Speaking to Dawn on Saturday, Topline Securities Associate Director for Research Umair Naseer said the crisis is so severe that Pakistan won’t be able to make foreign debt repayments even if it miraculously brings the current account deficit down to zero.

In a detailed report on the country’s external sector, Mr Naseer and his colleague Saad Hashemy said loan restructuring has now become “inevitable,” thanks to the doubling of external borrowings in the last seven years. They increased from $65bn in 2014-15 (24 per cent of GDP) to $130bn (40pc of GDP) in 2021-22.

Bond markets were relatively favourable – meaning low interest rates for borrowers like Pakistan — between 2012-13 and 2017-18. This encouraged the government of the time to “regularly” opt for international bond issuances. As a result, Pakistan’s outstanding debt through eurobond and international sukuk increased from $1.6bn in June 2013 to $11bn now.

But that option is no more available to Pakistan for a number of reasons. Issuing new bonds to raise fresh funds is next to impossible as bond yields are generally up. An unusually high level of credit default swap — a tool that investors use to insure against sovereign default — for Pakistani bonds means few international investors are willing to park their money in government instruments.

According to the research report, the country has seen a steady increase in its exposure to multilateral and bilateral debt. Of the total external public debt of $99bn, multilateral debt — owed to international financial institutions — accounted for 42pc. The share of bilateral debt — mainly country-to-country loans — is approximately 38pc.

The largest share within the latter category is of China ($23bn).
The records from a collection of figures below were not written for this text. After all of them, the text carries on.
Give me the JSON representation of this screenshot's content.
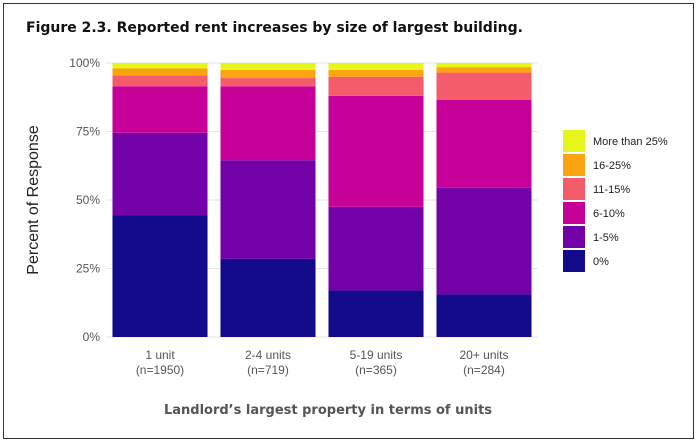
{
  "figure_title": "Figure 2.3. Reported rent increases by size of largest building.",
  "chart_data": {
    "type": "bar",
    "stacked": true,
    "categories": [
      "1 unit\n(n=1950)",
      "2-4 units\n(n=719)",
      "5-19 units\n(n=365)",
      "20+ units\n(n=284)"
    ],
    "xlabel": "Landlord’s largest property in terms of units",
    "ylabel": "Percent of Response",
    "ylim": [
      0,
      100
    ],
    "yticks": [
      "0%",
      "25%",
      "50%",
      "75%",
      "100%"
    ],
    "ytick_values": [
      0,
      25,
      50,
      75,
      100
    ],
    "legend_position": "right",
    "grid": true,
    "series": [
      {
        "name": "0%",
        "color": "#140b8c",
        "values": [
          44.5,
          28.5,
          17,
          15.5
        ]
      },
      {
        "name": "1-5%",
        "color": "#7201a8",
        "values": [
          30,
          36,
          30.5,
          39
        ]
      },
      {
        "name": "6-10%",
        "color": "#c7009a",
        "values": [
          17,
          27,
          40.5,
          32
        ]
      },
      {
        "name": "11-15%",
        "color": "#f45c6c",
        "values": [
          4,
          3,
          7,
          10
        ]
      },
      {
        "name": "16-25%",
        "color": "#fca310",
        "values": [
          2.5,
          3,
          2.5,
          2
        ]
      },
      {
        "name": "More than 25%",
        "color": "#e8f51a",
        "values": [
          2,
          2.5,
          2.5,
          1.5
        ]
      }
    ]
  }
}
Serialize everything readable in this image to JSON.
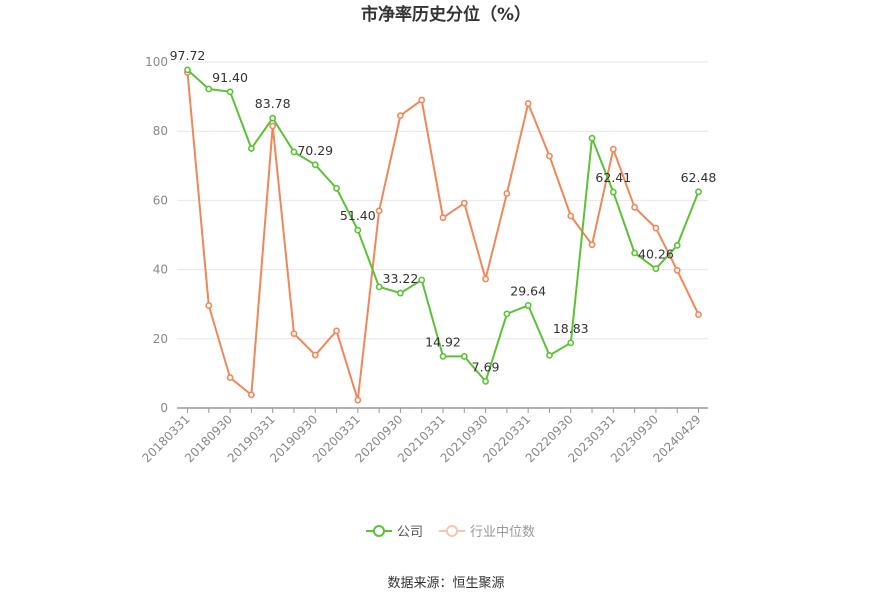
{
  "chart_data": {
    "type": "line",
    "title": "市净率历史分位（%）",
    "source": "数据来源：恒生聚源",
    "ylim": [
      0,
      100
    ],
    "yticks": [
      0,
      20,
      40,
      60,
      80,
      100
    ],
    "grid": true,
    "legend_position": "bottom",
    "x": [
      "20180331",
      "20180630",
      "20180930",
      "20181231",
      "20190331",
      "20190630",
      "20190930",
      "20191231",
      "20200331",
      "20200630",
      "20200930",
      "20201231",
      "20210331",
      "20210630",
      "20210930",
      "20211231",
      "20220331",
      "20220630",
      "20220930",
      "20221231",
      "20230331",
      "20230630",
      "20230930",
      "20231231",
      "20240429"
    ],
    "xtick_labels": [
      "20180331",
      "20180930",
      "20190331",
      "20190930",
      "20200331",
      "20200930",
      "20210331",
      "20210930",
      "20220331",
      "20220930",
      "20230331",
      "20230930",
      "20240429"
    ],
    "series": [
      {
        "name": "公司",
        "color": "#5bc236",
        "values": [
          97.72,
          92.2,
          91.4,
          75.0,
          83.78,
          74.0,
          70.29,
          63.5,
          51.4,
          35.0,
          33.22,
          37.0,
          14.92,
          14.9,
          7.69,
          27.2,
          29.64,
          15.2,
          18.83,
          78.0,
          62.41,
          44.8,
          40.26,
          47.0,
          62.48
        ]
      },
      {
        "name": "行业中位数",
        "color": "#f0875a",
        "values": [
          97.0,
          29.6,
          8.8,
          3.8,
          81.5,
          21.5,
          15.3,
          22.3,
          2.3,
          57.0,
          84.5,
          89.0,
          55.0,
          59.2,
          37.3,
          62.0,
          88.0,
          72.8,
          55.5,
          47.2,
          74.8,
          58.0,
          52.0,
          39.8,
          27.0
        ]
      }
    ],
    "data_labels": [
      {
        "series": 0,
        "index": 0,
        "text": "97.72"
      },
      {
        "series": 0,
        "index": 2,
        "text": "91.40"
      },
      {
        "series": 0,
        "index": 4,
        "text": "83.78"
      },
      {
        "series": 0,
        "index": 6,
        "text": "70.29"
      },
      {
        "series": 0,
        "index": 8,
        "text": "51.40"
      },
      {
        "series": 0,
        "index": 10,
        "text": "33.22"
      },
      {
        "series": 0,
        "index": 12,
        "text": "14.92"
      },
      {
        "series": 0,
        "index": 14,
        "text": "7.69"
      },
      {
        "series": 0,
        "index": 16,
        "text": "29.64"
      },
      {
        "series": 0,
        "index": 18,
        "text": "18.83"
      },
      {
        "series": 0,
        "index": 20,
        "text": "62.41"
      },
      {
        "series": 0,
        "index": 22,
        "text": "40.26"
      },
      {
        "series": 0,
        "index": 24,
        "text": "62.48"
      }
    ]
  }
}
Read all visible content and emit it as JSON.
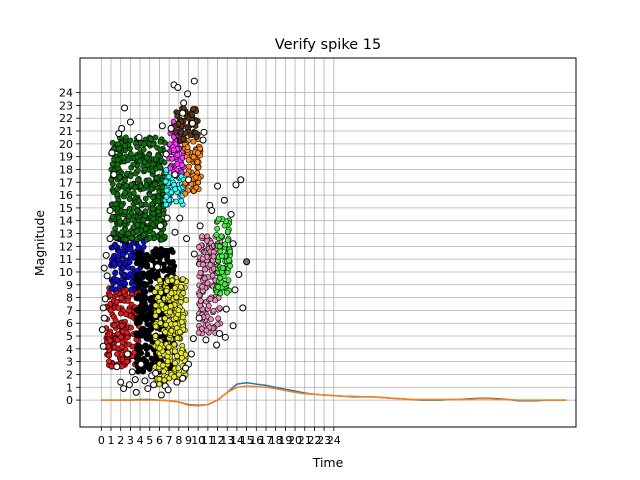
{
  "chart_data": {
    "type": "scatter",
    "title": "Verify spike 15",
    "xlabel": "Time",
    "ylabel": "Magnitude",
    "xlim": [
      -2.2,
      49
    ],
    "ylim": [
      -2.1,
      26.7
    ],
    "x_ticks": [
      0,
      1,
      2,
      3,
      4,
      5,
      6,
      7,
      8,
      9,
      10,
      11,
      12,
      13,
      14,
      15,
      16,
      17,
      18,
      19,
      20,
      21,
      22,
      23,
      24
    ],
    "y_ticks": [
      0,
      1,
      2,
      3,
      4,
      5,
      6,
      7,
      8,
      9,
      10,
      11,
      12,
      13,
      14,
      15,
      16,
      17,
      18,
      19,
      20,
      21,
      22,
      23,
      24
    ],
    "grid": true,
    "cluster_colors": [
      "#e41a1c",
      "#1010cc",
      "#107010",
      "#000000",
      "#e8e830",
      "#ff33ff",
      "#33ffff",
      "#ff8c1a",
      "#e58fb8",
      "#44ee44",
      "#5a3a1a"
    ],
    "clusters": [
      {
        "color": "#e41a1c",
        "x": [
          0.5,
          4.0
        ],
        "y": [
          2.6,
          8.8
        ]
      },
      {
        "color": "#1010cc",
        "x": [
          1.0,
          4.5
        ],
        "y": [
          8.6,
          12.8
        ]
      },
      {
        "color": "#107010",
        "x": [
          1.0,
          6.6
        ],
        "y": [
          12.5,
          20.6
        ]
      },
      {
        "color": "#000000",
        "x": [
          3.6,
          7.6
        ],
        "y": [
          2.2,
          11.8
        ]
      },
      {
        "color": "#e8e830",
        "x": [
          5.5,
          8.8
        ],
        "y": [
          1.2,
          9.6
        ]
      },
      {
        "color": "#ff33ff",
        "x": [
          7.0,
          8.6
        ],
        "y": [
          17.5,
          21.8
        ]
      },
      {
        "color": "#33ffff",
        "x": [
          6.6,
          8.5
        ],
        "y": [
          15.2,
          18.0
        ]
      },
      {
        "color": "#ff8c1a",
        "x": [
          8.6,
          10.3
        ],
        "y": [
          16.0,
          20.5
        ]
      },
      {
        "color": "#e58fb8",
        "x": [
          10.0,
          12.3
        ],
        "y": [
          5.2,
          12.8
        ]
      },
      {
        "color": "#44ee44",
        "x": [
          11.8,
          13.3
        ],
        "y": [
          8.3,
          14.2
        ]
      },
      {
        "color": "#5a3a1a",
        "x": [
          7.6,
          10.0
        ],
        "y": [
          20.2,
          22.8
        ]
      }
    ],
    "outlier_points": [
      [
        0.2,
        4.2
      ],
      [
        0.1,
        5.5
      ],
      [
        0.3,
        6.4
      ],
      [
        0.2,
        7.2
      ],
      [
        0.4,
        7.9
      ],
      [
        0.3,
        10.3
      ],
      [
        0.6,
        9.7
      ],
      [
        0.5,
        11.3
      ],
      [
        0.9,
        12.6
      ],
      [
        0.9,
        14.8
      ],
      [
        1.3,
        17.6
      ],
      [
        1.1,
        19.3
      ],
      [
        1.8,
        20.8
      ],
      [
        2.4,
        22.8
      ],
      [
        2.1,
        21.2
      ],
      [
        3.0,
        21.7
      ],
      [
        3.9,
        20.5
      ],
      [
        3.2,
        2.2
      ],
      [
        3.5,
        1.6
      ],
      [
        2.9,
        1.2
      ],
      [
        4.5,
        1.5
      ],
      [
        5.2,
        1.9
      ],
      [
        6.2,
        0.4
      ],
      [
        5.6,
        2.1
      ],
      [
        6.6,
        1.1
      ],
      [
        7.8,
        1.4
      ],
      [
        8.4,
        1.7
      ],
      [
        9.0,
        2.8
      ],
      [
        6.3,
        21.4
      ],
      [
        7.5,
        24.6
      ],
      [
        7.9,
        24.4
      ],
      [
        8.9,
        23.9
      ],
      [
        8.5,
        23.2
      ],
      [
        8.4,
        22.4
      ],
      [
        9.4,
        21.6
      ],
      [
        10.6,
        20.9
      ],
      [
        10.5,
        20.3
      ],
      [
        9.6,
        24.9
      ],
      [
        9.0,
        17.2
      ],
      [
        11.2,
        15.2
      ],
      [
        12.0,
        16.7
      ],
      [
        12.7,
        15.6
      ],
      [
        13.4,
        14.5
      ],
      [
        13.9,
        16.8
      ],
      [
        14.4,
        17.2
      ],
      [
        13.6,
        12.2
      ],
      [
        14.2,
        9.8
      ],
      [
        13.8,
        8.6
      ],
      [
        12.9,
        7.1
      ],
      [
        12.2,
        5.2
      ],
      [
        11.9,
        4.3
      ],
      [
        10.8,
        4.7
      ],
      [
        10.1,
        6.4
      ],
      [
        13.6,
        5.8
      ],
      [
        14.6,
        7.2
      ],
      [
        12.8,
        4.9
      ],
      [
        5.8,
        10.4
      ],
      [
        6.1,
        13.6
      ],
      [
        6.8,
        14.2
      ],
      [
        7.6,
        13.1
      ],
      [
        8.1,
        14.2
      ],
      [
        8.8,
        12.6
      ],
      [
        9.6,
        11.4
      ],
      [
        10.2,
        13.6
      ],
      [
        11.4,
        14.8
      ],
      [
        7.6,
        17.6
      ],
      [
        6.7,
        19.2
      ],
      [
        7.2,
        21.2
      ],
      [
        2.7,
        3.6
      ],
      [
        1.6,
        2.6
      ],
      [
        2.0,
        1.4
      ],
      [
        4.1,
        2.8
      ],
      [
        9.3,
        3.6
      ],
      [
        9.5,
        4.8
      ],
      [
        8.7,
        2.5
      ],
      [
        6.9,
        0.8
      ],
      [
        5.4,
        1.2
      ],
      [
        4.8,
        0.9
      ],
      [
        2.3,
        0.9
      ],
      [
        3.6,
        0.6
      ]
    ],
    "highlight_point": [
      15.0,
      10.8
    ],
    "series": [
      {
        "color": "#1f77b4",
        "x": [
          0,
          1,
          2,
          3,
          4,
          5,
          6,
          7,
          8,
          9,
          10,
          11,
          12,
          13,
          14,
          15,
          16,
          17,
          18,
          19,
          20,
          21,
          22,
          23,
          24,
          25,
          26,
          27,
          28,
          29,
          30,
          31,
          32,
          33,
          34,
          35,
          36,
          37,
          38,
          39,
          40,
          41,
          42,
          43,
          44,
          45,
          46,
          47,
          48
        ],
        "y": [
          0.0,
          0.0,
          0.0,
          0.0,
          0.05,
          0.05,
          0.0,
          -0.05,
          -0.15,
          -0.35,
          -0.4,
          -0.35,
          0.0,
          0.6,
          1.25,
          1.35,
          1.25,
          1.15,
          1.0,
          0.85,
          0.7,
          0.55,
          0.45,
          0.4,
          0.35,
          0.3,
          0.25,
          0.25,
          0.25,
          0.2,
          0.15,
          0.1,
          0.05,
          0.0,
          0.0,
          0.0,
          0.05,
          0.05,
          0.1,
          0.15,
          0.15,
          0.1,
          0.05,
          -0.05,
          -0.05,
          -0.05,
          0.0,
          0.0,
          0.0
        ]
      },
      {
        "color": "#ff7f0e",
        "x": [
          0,
          1,
          2,
          3,
          4,
          5,
          6,
          7,
          8,
          9,
          10,
          11,
          12,
          13,
          14,
          15,
          16,
          17,
          18,
          19,
          20,
          21,
          22,
          23,
          24,
          25,
          26,
          27,
          28,
          29,
          30,
          31,
          32,
          33,
          34,
          35,
          36,
          37,
          38,
          39,
          40,
          41,
          42,
          43,
          44,
          45,
          46,
          47,
          48
        ],
        "y": [
          0.0,
          0.0,
          0.0,
          0.0,
          0.0,
          0.0,
          0.0,
          -0.05,
          -0.15,
          -0.4,
          -0.45,
          -0.35,
          0.0,
          0.6,
          1.0,
          1.1,
          1.05,
          1.0,
          0.9,
          0.75,
          0.6,
          0.5,
          0.45,
          0.4,
          0.35,
          0.3,
          0.3,
          0.25,
          0.25,
          0.2,
          0.15,
          0.1,
          0.05,
          0.05,
          0.05,
          0.05,
          0.05,
          0.05,
          0.05,
          0.1,
          0.1,
          0.05,
          0.05,
          0.0,
          0.0,
          0.0,
          0.0,
          0.0,
          0.0
        ]
      }
    ]
  }
}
By including the loans of $6.7bn obtained from Chinese banks, the biggest Asian economy emerges as Pakistan’s largest bilateral creditor.

Mr Naseer said the government should seek Chinese support for debt restructuring in the immediate term. That step may follow attempts for restructuring of the multilateral debt, he added.

Commercial debt’s restructuring often involves harsher terms such as higher rates. But the restructuring of loans that are extended on a government-to-government basis may not always attract punitive conditions, said Mr Naseer.

For example, China and Pakistan have common strategic interests that make the bilateral relationship more than transactional. Chinese companies have invested heavily in long-term infrastructure projects in Pakistan, which means it’s in the commercial interest of Beijing to help Pakistan avert sovereign default.

“I think it may be difficult for Pakistan to convince eurobond investors for restructuring. That’ll involve obtaining consent from an overwhelming majority of bondholders, which can be challenging,” he said.

The writers of the report believe the next government will have to sign a new — and bigger — loan programme with the International Monetary Fund (IMF) of at least $15bn to execute the much-needed rescheduling.

“Pakistan must capitalise on its friendly relationship with China and seek an IMF-led debt restructuring of at least $30bn for the next three to five years.”